不是楚亦鋒住院就是我住院,你說我們那運氣,真是沒誰了。送的禮物都是大骨頭湯。”
“哈哈。誰讓你未婚先孕了。”
“是啊。老天爺要是再給我重來一次的機會,我一定富成這樣之后再找對象,咱也用眼皮夾人扒拉著挑。”

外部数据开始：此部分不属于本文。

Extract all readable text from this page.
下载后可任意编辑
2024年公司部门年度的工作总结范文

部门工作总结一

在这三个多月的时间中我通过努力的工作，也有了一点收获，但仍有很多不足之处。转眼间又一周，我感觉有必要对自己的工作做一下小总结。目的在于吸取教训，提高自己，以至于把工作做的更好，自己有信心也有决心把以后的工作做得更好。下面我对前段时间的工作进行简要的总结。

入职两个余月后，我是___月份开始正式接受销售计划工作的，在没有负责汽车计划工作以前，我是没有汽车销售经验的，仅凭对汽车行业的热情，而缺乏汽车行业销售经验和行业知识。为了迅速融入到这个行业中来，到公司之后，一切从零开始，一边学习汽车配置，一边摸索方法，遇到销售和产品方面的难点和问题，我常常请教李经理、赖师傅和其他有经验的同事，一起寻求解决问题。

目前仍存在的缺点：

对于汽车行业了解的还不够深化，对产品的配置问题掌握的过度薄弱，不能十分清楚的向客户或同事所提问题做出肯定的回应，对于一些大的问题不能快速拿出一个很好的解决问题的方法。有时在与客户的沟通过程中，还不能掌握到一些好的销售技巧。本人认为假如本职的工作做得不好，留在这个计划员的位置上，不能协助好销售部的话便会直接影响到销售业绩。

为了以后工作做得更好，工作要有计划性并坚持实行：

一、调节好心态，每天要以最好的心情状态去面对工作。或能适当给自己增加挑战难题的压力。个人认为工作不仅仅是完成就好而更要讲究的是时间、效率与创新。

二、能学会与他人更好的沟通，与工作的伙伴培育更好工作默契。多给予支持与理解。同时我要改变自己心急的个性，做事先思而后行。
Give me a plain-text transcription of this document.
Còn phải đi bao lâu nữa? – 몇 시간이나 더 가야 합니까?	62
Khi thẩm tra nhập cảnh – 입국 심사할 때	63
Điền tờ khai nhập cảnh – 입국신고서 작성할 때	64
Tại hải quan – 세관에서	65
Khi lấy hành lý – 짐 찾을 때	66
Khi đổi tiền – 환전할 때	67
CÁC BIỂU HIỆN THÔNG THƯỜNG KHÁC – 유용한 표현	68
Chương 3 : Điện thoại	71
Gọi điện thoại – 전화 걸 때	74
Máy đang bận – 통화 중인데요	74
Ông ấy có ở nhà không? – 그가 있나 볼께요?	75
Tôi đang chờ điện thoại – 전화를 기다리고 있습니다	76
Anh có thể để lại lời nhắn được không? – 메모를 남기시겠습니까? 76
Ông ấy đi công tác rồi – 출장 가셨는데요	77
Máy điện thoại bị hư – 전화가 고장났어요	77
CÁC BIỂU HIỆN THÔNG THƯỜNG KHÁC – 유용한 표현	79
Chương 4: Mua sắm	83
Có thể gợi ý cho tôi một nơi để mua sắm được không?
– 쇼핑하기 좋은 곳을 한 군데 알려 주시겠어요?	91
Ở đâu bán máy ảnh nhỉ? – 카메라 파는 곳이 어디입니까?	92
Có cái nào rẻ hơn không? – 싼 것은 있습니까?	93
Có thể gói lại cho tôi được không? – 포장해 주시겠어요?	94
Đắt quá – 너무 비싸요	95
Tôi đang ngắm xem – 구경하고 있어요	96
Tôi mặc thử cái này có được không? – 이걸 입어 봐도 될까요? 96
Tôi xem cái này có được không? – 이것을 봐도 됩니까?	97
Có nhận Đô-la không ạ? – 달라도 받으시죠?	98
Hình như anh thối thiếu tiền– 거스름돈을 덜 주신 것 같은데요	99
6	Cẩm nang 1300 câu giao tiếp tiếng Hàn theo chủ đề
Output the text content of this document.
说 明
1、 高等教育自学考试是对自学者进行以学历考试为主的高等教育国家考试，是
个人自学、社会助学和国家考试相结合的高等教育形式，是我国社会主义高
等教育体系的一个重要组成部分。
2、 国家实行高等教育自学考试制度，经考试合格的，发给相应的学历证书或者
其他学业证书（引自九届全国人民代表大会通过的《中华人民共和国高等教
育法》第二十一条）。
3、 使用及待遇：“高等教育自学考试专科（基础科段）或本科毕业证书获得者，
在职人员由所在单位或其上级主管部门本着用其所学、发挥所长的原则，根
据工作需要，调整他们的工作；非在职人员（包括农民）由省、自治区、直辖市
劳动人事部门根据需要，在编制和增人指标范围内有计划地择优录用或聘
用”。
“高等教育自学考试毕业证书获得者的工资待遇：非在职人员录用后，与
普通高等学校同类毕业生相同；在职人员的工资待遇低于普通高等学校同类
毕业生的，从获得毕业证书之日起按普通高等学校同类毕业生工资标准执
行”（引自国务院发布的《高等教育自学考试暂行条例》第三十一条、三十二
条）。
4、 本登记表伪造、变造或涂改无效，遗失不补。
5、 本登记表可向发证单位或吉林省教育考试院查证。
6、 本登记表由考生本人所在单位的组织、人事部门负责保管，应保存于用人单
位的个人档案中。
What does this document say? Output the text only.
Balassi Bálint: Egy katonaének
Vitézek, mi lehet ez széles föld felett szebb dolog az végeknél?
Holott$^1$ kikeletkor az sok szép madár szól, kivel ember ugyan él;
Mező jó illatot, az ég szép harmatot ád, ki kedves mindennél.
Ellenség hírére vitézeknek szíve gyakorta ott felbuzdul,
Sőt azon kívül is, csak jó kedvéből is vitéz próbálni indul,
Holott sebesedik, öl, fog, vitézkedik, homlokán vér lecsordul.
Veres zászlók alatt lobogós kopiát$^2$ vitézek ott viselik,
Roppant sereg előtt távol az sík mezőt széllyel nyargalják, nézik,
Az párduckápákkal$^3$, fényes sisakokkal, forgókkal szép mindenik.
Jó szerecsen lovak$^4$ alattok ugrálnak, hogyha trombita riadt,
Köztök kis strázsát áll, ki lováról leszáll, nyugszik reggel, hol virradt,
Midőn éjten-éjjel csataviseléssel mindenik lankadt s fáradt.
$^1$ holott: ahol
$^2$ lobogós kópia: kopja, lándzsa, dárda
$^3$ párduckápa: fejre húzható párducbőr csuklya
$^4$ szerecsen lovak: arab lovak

紅色吉普匯入車水馬龍,也同時傳出梁笑笑取笑畢月的笑聲:
“別的啊。那能跟你們這種患難感情一樣嘛。
你和楚亦鋒那陣兒,那、差點兒沒給天捅個窟窿。
他去學校給我拎出來,我現在都記得老師瞅我那眼神。
他端個白紗布的胳膊,要不就是瘸腿的形象。還有上課他找你去,瞧你們倆那黏糊樣兒。”
隨著梁笑笑這番話,畢月眼中的笑意似快要溢出來般:
“我們家楚上校還勾搭我去騎馬呢,說要跟我策馬奔騰看滁州美景。”
“馬?他那地兒有?”
“聽他胡扯,我倆嘚架的撐死雙雙騎毛驢。”
“哈哈,你倆真逗。”
東來順里,兩個小女人無肉不歡,桌子上還擺一瓶茅臺,倆人都喝的小臉粉撲撲的了。
先聊的自然是結婚。
“你小叔說明年夏天,他冬天出煤量大,忙啊。”
“夏天啊。”畢月想,夏天那陣亂啊,別再京都城戒嚴,而且她不在。
“本來想今年冬天來著,我爸舍不得我,我外婆也說我太小,剛工作沒多久。正研究呢,結果我家還沒吐話呢,畢鐵林可真行,他縮了。說是跟電力又重新簽合同了。你說他難那陣兒,屬那電力不是人。怎么還能跟他們合作呢。”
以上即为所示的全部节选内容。